Earlier Tuesday, Nexstar reported diluted earnings per share of $2.97, which was down significantly from the $5.99 it posted in the political-ad-fueled 2022 period but better than Wall Street analysts’ consensus expectation. Total revenue also topped forecasts, increasing 4% to $1.257 billion.
Last September 30, Nexstar obtained a 75% stake in The CW, with previous 50-50 partners Paramount and Warner Bros Discovery retaining 12.5% apiece. The timing of the deal’s close will make year-to-year comparisons inexact until the fourth quarter. When the CW was factored out, Nexstar said, its first-quarter revenue slipped 1% to $1.2 billion.
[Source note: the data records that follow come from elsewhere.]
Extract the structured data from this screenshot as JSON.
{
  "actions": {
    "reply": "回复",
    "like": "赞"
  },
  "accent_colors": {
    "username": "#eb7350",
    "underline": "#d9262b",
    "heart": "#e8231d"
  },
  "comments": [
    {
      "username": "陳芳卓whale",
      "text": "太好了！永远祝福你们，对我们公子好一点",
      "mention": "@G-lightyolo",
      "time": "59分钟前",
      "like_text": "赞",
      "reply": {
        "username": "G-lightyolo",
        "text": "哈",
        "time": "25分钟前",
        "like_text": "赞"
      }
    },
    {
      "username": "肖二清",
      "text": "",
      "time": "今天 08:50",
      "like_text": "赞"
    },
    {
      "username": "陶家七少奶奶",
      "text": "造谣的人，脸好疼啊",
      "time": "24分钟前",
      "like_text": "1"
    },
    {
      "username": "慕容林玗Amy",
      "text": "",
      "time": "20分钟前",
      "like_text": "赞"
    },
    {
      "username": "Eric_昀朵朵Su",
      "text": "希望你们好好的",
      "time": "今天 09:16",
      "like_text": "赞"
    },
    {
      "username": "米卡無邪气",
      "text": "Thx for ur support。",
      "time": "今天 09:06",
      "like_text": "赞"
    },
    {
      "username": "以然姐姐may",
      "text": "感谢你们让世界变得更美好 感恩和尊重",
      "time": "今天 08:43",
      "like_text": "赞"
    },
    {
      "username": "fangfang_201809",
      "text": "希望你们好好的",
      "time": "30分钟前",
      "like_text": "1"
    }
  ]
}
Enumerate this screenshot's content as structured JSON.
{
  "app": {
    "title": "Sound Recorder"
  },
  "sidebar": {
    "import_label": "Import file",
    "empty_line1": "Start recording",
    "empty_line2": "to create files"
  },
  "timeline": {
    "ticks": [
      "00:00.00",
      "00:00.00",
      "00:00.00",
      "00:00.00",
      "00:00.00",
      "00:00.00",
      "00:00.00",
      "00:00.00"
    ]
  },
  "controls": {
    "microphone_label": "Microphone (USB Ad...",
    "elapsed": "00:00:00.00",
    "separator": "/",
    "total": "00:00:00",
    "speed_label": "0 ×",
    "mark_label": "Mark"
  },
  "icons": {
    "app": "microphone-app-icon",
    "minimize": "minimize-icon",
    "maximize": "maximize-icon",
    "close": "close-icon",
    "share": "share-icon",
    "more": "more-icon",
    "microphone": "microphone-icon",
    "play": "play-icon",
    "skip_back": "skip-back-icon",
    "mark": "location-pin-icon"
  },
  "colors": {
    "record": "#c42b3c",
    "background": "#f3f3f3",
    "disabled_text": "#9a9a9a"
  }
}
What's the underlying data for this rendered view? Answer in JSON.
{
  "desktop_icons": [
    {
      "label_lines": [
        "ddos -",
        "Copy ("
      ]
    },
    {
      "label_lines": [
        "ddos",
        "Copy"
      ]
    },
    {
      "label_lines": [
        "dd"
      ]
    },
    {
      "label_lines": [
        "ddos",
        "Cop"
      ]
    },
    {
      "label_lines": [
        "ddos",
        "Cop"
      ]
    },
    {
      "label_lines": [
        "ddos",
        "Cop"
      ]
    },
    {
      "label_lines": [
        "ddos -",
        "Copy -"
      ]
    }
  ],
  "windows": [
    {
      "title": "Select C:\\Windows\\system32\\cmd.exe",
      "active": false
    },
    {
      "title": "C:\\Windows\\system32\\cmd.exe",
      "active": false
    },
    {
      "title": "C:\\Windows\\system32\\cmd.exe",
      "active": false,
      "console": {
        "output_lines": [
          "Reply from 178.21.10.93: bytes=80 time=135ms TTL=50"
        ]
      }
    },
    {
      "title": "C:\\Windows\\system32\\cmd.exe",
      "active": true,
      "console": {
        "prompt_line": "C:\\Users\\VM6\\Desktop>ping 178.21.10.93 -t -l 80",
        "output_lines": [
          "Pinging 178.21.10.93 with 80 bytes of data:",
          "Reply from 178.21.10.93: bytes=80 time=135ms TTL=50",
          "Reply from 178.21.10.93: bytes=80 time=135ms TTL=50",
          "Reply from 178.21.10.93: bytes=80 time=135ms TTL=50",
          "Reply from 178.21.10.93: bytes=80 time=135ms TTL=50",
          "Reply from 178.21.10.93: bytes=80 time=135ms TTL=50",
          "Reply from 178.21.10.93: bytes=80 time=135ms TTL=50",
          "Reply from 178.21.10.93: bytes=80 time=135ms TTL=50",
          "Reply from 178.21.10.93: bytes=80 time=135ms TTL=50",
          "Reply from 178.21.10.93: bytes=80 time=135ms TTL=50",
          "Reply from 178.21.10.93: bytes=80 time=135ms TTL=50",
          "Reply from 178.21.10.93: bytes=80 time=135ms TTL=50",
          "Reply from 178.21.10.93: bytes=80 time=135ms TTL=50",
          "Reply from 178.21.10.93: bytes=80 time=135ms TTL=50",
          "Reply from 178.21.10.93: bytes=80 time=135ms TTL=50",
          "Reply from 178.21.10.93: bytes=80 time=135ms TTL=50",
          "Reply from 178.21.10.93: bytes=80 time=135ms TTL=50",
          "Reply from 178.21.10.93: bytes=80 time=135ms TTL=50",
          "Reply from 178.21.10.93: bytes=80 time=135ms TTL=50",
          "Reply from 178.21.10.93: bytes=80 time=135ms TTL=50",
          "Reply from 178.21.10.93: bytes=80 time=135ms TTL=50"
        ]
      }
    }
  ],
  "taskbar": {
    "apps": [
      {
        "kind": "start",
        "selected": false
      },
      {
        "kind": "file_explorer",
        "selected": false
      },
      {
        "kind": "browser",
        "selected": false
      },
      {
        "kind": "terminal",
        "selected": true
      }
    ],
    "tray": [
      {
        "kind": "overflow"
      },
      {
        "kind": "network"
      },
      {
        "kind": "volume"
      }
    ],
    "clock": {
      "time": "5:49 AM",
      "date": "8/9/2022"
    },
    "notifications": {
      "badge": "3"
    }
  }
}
In addition to the absence of political ad revenue in the current-year quarter, Nexstar also noted the lack of Olympics ad proceeds on the company’s NBC affiliates.
Distribution revenue set a record in the quarter, driven by a renewal with YouTube TV for the CW, NewsNation and Nexstar’s 40 CBS affiliate stations. That agreement included the first carriage deal on the streaming pay-TV bundle for 59 CW, MyNetwork and independent stations owned by Nexstar.
Asked about sports rights given the CW’s deal to broadcast the Saudi-backed LIV Golf circuit, Sook maintained that broadcast TV is “once again the belle of the ball” after years of cable being the dominant distribution options for sports leagues. Conversations about additional rights “have been steady,” Sook added, “and we remain convinced they will produce results.”
CFO Lee Ann Gliha said given commitments from the prior ownership of the CW, 2024 will be the first full year when the CW reflects “the Nexstar way of doing things.” The lone holdover from the drama-driven slate of the past is All American. She said efforts to achieve profitability by 2025 remain on track.